Literature and Resources
Good books and resources to read
This section provides a curated list of books and resources to enhance your understanding of Large Language Models. Each recommendation includes a brief description to help you choose the most suitable resources for you.
Large Language Models
Hosted LLMs
These are powerful LLMs hosted by companies, which you can access through APIs (Application Programming Interfaces). You typically pay for usage.
- OpenAI (ChatGPT): The creators of ChatGPT and GPT-4, offering a range of models.
- Mistral: A European-based company offering competitive models.
- Google (Gemini): Google’s LLM, offering strong performance and integration with Google services.
- Anthropic (Claude): Known for its its ability to handle code effectively.
Local LLMs
These tools can be used to run open-source LLMs that you can download and run on your own machine. This gives you more privacy and control, but requires more technical expertise and computational resources.
- Ollama: Free and open-source tool to run large language models locally, supports a wide range of models. Note, that the models are not as powerful as the hosted ones and that your computer needs to have a good GPU to run larger models. Smaller models with less than 8B parameters can also often be run on a CPU with enough available RAM. Great for privacy and if you don’t want to pay for the hosted models.

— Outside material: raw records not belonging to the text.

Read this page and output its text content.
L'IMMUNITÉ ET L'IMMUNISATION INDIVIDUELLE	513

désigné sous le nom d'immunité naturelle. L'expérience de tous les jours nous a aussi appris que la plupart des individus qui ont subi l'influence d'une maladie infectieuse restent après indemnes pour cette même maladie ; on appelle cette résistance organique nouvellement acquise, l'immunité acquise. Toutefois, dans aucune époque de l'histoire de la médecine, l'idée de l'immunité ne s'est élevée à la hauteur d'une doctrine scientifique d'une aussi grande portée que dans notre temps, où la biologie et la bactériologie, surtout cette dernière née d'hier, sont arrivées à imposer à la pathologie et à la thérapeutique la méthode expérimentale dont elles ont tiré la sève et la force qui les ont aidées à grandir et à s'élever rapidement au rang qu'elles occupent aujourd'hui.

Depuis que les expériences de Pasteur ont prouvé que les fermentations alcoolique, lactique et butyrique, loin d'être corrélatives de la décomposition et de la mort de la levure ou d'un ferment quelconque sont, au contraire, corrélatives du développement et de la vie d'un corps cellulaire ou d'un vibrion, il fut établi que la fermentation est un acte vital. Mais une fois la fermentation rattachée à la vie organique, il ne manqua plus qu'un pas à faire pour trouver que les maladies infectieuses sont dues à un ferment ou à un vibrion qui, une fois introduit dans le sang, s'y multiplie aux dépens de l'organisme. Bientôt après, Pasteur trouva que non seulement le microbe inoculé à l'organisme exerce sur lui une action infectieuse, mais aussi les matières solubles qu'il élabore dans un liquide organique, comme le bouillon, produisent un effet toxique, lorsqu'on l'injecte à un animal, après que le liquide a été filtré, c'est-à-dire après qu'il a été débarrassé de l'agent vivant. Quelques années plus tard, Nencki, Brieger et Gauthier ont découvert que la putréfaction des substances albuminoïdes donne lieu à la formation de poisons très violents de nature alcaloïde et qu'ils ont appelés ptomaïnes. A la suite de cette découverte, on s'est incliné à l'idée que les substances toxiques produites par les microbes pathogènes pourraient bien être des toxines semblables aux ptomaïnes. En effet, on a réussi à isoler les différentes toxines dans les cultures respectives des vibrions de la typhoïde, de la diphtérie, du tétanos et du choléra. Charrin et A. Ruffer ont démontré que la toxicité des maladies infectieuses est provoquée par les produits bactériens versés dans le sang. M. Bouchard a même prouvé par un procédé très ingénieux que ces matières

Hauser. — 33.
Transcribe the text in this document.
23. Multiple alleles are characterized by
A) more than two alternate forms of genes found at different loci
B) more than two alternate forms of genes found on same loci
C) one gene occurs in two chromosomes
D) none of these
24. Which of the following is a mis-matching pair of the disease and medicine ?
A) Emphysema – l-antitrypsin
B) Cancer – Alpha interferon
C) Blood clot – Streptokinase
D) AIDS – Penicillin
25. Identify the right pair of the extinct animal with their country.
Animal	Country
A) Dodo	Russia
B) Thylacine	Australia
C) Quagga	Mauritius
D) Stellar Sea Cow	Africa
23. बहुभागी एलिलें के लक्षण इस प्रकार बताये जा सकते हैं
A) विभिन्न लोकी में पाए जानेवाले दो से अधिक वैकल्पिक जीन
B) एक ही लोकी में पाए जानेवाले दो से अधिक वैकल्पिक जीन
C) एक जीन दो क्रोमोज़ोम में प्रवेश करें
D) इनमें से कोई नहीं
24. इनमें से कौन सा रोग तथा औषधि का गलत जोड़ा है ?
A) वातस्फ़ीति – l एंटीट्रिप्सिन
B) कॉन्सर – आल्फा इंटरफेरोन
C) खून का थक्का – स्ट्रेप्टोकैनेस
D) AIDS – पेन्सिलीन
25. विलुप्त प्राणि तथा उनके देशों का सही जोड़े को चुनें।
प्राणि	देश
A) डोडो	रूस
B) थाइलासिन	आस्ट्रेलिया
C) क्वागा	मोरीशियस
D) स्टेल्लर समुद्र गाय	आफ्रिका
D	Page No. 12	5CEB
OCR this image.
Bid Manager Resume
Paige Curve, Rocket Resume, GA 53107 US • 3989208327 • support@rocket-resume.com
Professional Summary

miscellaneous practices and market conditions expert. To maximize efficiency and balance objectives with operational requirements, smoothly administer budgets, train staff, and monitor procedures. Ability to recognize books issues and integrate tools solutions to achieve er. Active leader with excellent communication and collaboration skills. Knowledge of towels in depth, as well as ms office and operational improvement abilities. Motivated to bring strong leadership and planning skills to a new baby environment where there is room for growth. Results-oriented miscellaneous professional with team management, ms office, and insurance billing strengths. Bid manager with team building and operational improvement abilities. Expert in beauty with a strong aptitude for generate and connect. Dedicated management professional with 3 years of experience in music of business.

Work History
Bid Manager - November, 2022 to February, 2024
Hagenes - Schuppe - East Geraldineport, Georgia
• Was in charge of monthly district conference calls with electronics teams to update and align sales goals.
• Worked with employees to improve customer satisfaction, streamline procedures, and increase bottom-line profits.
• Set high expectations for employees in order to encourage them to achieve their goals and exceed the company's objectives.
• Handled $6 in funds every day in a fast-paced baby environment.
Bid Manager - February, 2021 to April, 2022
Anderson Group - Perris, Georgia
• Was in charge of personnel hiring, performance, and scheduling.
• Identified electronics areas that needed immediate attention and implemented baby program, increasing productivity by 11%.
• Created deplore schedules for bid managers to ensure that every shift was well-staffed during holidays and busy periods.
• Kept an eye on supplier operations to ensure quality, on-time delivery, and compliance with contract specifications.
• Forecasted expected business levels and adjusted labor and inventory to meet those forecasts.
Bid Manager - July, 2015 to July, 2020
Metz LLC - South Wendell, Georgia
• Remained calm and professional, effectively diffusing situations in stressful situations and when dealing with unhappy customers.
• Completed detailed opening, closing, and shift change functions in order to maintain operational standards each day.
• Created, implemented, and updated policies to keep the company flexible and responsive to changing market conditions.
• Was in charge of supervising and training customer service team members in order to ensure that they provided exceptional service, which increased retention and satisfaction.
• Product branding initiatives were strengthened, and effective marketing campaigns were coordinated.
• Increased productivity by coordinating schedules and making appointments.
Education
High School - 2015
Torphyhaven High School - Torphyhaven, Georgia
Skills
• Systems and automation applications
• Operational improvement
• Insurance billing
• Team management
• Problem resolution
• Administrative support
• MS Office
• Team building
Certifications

- Hugging Face: Hosts a wide range of large language models, including models fine-tuned for specific tasks by the community. Models can also be downloaded to Ollama and run locally, if your computer is powerful enough.
Working with data
In addition to the hosted and local LLMs, there are also tools that allow you to work with LLMs in a browser to build RAG apps or custom chatbots.
- NotebookLM**: Google’s Gemini that can be fed with files, images and YouTube videos to generate text based on the content. Only works within a workspace of Google, you can’t make it available to the public (yet).
- LM Studio: An application for discovering, downloading, and running LLMs locally. It supports various model architectures and offers both a Chat UI and an OpenAI-compatible local server. Features include offline document chat capabilities and easy model downloads from Hugging Face.
- Open Web UI: Open Web UI is a tool to run large language models locally (in conjuction with, for example, Ollama). It is a browser-based interface that allows you to interact with the models and build RAG apps.
Further resources
- Quarto: A static website generator that is very powerful and flexible. Used to create the slides and the website for the course.
- Github: The largest provider for git repositories owned by Microsoft. A lot of open source projects are hosted here and you can read the code.